Rustic story with modern roots, this year’s Sun Valley Summer Symphony’s family concert was created


By JENNIFER LIEBRUM
Express Staff Writer

The visual portion of the story of “Cowboy Bill” was conceived after the score and the verse had been crafted. Artist Kim Howard said the images flowed out once she got ahold of the composition. Artwork by Kim Howard

"There's a guy called Cowboy Bill," a composer told a writer a few months back. "And there's a villain, called Bad Bob, who has done something to Cowboy Bill ..."

A few hours and two weeks later, acclaimed author Ridley Pearson was Skyping Sun Valley Symphony timpanist Alex Orfaly the plot and Orfaly was sending over bytes of music from his Boston home. The result will be presented in the symphony's Family Concert with Pearson narrating the work on Saturday, Aug. 11, at 2 p.m. at the Sun Valley Pavilion.

Orfaly has been coming to Sun Valley for several years and last summer played a small piece of music he'd created called "The Mean Man's March." Discussing it later with Music Director Alasdair Neele, Orfaly was commissioned to expand on the piece in hopes of creating something akin to "Peter and the Wolf," one of the most widely known and played all-ages concert works around. He brought to the project his obsession with Johnny Cash and the music from classic Western films and a love for the uncomplicated and inspirational plains of the landscape.

"But I said, 'I'm not a writer, I need someone to put together the words,'" Orfaly recalled last week. The symphony promised to find someone and they consulted with Pearson.

Pearson, a longtime musician and New York Times bestselling adult suspense and young reader's adventure author, was in the middle of several projects, including "Choke Point," a follow-up to the wildly successful "Risk Agent," which actor Vince Vaughn's Wild West Picture Show Productions bought to produce for Universal. Pearson also was working on a Disney production of his popular "Peter and the Starcatchers" series and co-writing a novel with Dave Barry when this opportunity found its way to him.

"It was something I couldn't turn down, but I said I wouldn't be able to get to it in a few months," Pearson said from his mother's home in Bellevue last week. Orfaly sent him the one-line description and Pearson signed off and went to bed. "I woke up that next morning and ran down the hall to my office and wrote prose, not verse. It poured out of me."

Orfaly said, "I had half the script in my email the next morning! The amount of energy transpiring in less than 72 hours was amazing."

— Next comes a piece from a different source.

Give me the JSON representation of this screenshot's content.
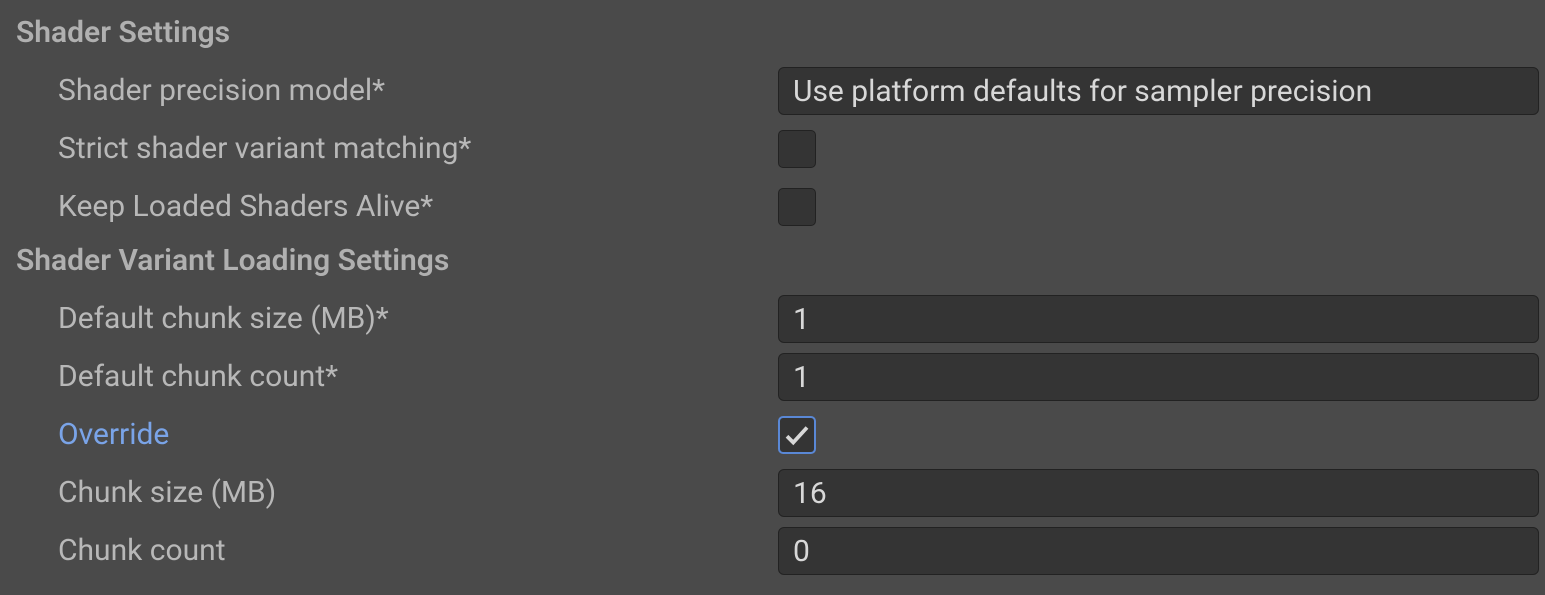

The pair worked like that over email and Skype voice calls for months.

"I was channeling his music and his music was channeling my narration. It was such a fun experience," Pearson said. "It's kind of how Dave Barry and I write the 'Starcatchers'. It's just magical."

Orfaly echoed that.

"He took to the idea so quickly. If I were able to write, those would be the words I would have written. He really picked up on the concept and brought the whole project together in a way that I wouldn't have been able to alone."

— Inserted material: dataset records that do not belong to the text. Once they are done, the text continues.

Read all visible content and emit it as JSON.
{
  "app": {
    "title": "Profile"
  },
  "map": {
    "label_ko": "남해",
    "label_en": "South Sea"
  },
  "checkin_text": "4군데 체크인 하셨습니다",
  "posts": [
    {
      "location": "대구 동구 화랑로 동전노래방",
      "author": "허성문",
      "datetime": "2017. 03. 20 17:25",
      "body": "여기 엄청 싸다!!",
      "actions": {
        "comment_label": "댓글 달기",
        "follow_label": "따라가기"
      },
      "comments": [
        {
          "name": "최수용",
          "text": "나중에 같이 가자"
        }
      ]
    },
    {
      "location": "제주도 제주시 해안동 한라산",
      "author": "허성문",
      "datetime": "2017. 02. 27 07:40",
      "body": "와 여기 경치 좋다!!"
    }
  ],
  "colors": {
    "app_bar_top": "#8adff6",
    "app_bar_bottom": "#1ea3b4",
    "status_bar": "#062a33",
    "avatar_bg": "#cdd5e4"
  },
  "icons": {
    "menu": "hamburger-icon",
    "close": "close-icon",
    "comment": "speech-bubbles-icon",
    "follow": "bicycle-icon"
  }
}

Once the vivid sound and verbiage had been united, the pair thought about the third element, art. That's when local illustrator and artist Kim Howard was brought in.

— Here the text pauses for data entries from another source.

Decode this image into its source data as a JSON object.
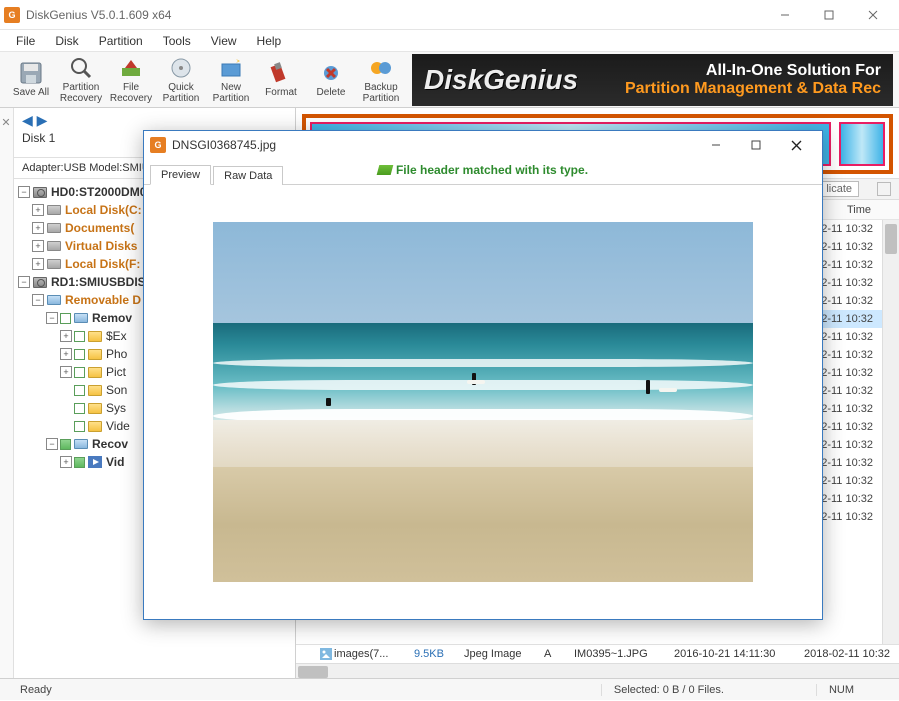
{
  "window": {
    "title": "DiskGenius V5.0.1.609 x64",
    "app_icon_text": "G"
  },
  "menu": {
    "file": "File",
    "disk": "Disk",
    "partition": "Partition",
    "tools": "Tools",
    "view": "View",
    "help": "Help"
  },
  "toolbar": {
    "save_all": "Save All",
    "partition_recovery": "Partition\nRecovery",
    "file_recovery": "File\nRecovery",
    "quick_partition": "Quick\nPartition",
    "new_partition": "New\nPartition",
    "format": "Format",
    "delete": "Delete",
    "backup_partition": "Backup\nPartition"
  },
  "banner": {
    "brand": "DiskGenius",
    "tag1": "All-In-One Solution For",
    "tag2": "Partition Management & Data Rec"
  },
  "disk_nav": {
    "disk_label": "Disk  1"
  },
  "adapter": {
    "text": "Adapter:USB  Model:SMIU"
  },
  "tree": {
    "hd0": "HD0:ST2000DM0",
    "local_c": "Local Disk(C:",
    "documents": "Documents(",
    "virtual_disks": "Virtual Disks",
    "local_f": "Local Disk(F:",
    "rd1": "RD1:SMIUSBDIS",
    "removable_d": "Removable D",
    "removable": "Remov",
    "sex": "$Ex",
    "pho": "Pho",
    "pict": "Pict",
    "son": "Son",
    "sys": "Sys",
    "vide": "Vide",
    "recov": "Recov",
    "vid_bold": "Vid"
  },
  "right": {
    "licate_btn": "licate",
    "time_header": "Time",
    "time_value": "2-11 10:32",
    "row_count": 17,
    "selected_row": 11
  },
  "file_row": {
    "name": "images(7...",
    "size": "9.5KB",
    "type": "Jpeg Image",
    "attr": "A",
    "short": "IM0395~1.JPG",
    "created": "2016-10-21 14:11:30",
    "modified": "2018-02-11 10:32"
  },
  "status": {
    "ready": "Ready",
    "selected": "Selected: 0 B / 0 Files.",
    "num": "NUM"
  },
  "preview": {
    "filename": "DNSGI0368745.jpg",
    "tab_preview": "Preview",
    "tab_raw": "Raw Data",
    "status_text": "File header matched with its type."
  }
}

Howard and Pearson have been friends for 32 years. She said he invited her into the project like this: "'Hey Kim, can you zip off a few ink drawings of saddles and spurs and stuff for this fun piece Alex and I are doing for the Sun Valley Symphony?' Then, over email came his poetry of Cowboy Bill and Alex's landscape sweeping score. The drawings and watercolors poured out like syrup. I felt like I met my true calling to illustrate music and words together."

Orfaly stressed that the entertainment is for all ages and that it's only possible because of the activism of the Sun Valley Summer Symphony and its commitment to bringing the best together each summer to share with the community at no charge. The hope is that the piece can travel outside here as well.

"This wouldn't happen anywhere else. This East Coast kid got hooked up with these very creative Sun Valley minds to create something very tied to the community and to the West."

Last week for free symphony

Thursday, Aug. 9, is Musicians' Choice Chamber Music with Tompkins' "Boardgames"; Mozart's "Serenade No. 11 in E-flat Major for Wind Octet, K.375"; Brahms' "Piano Quartet No. 3 in C Minor, Opus 60."

Friday, Aug. 10, with James Ehnes, violin; Grieg's "Suite No. 1 from Peer Gynt"; Sibelius' "Concerto in D Minor for Violin, Opus 47."

Saturday, Aug. 11, is the Family Concert at 2 p.m. with Ridley Pearson, narrator; Copland's "Hoedown From Rodeo," Alex Orfaly's "Cowboy Bill" (Sun Valley Summer Symphony commission and world premiere.)

Sunday, Aug. 12, is Barber's "Overture to the School for Scandal;" Dvořák's "Symphony No. 9 in E Minor," popularly known as the "The New World Symphony."

Tuesday, Aug. 14, is the season finale with Tchaikovsky's "Symphony No. 5 in E Minor, Opus 64."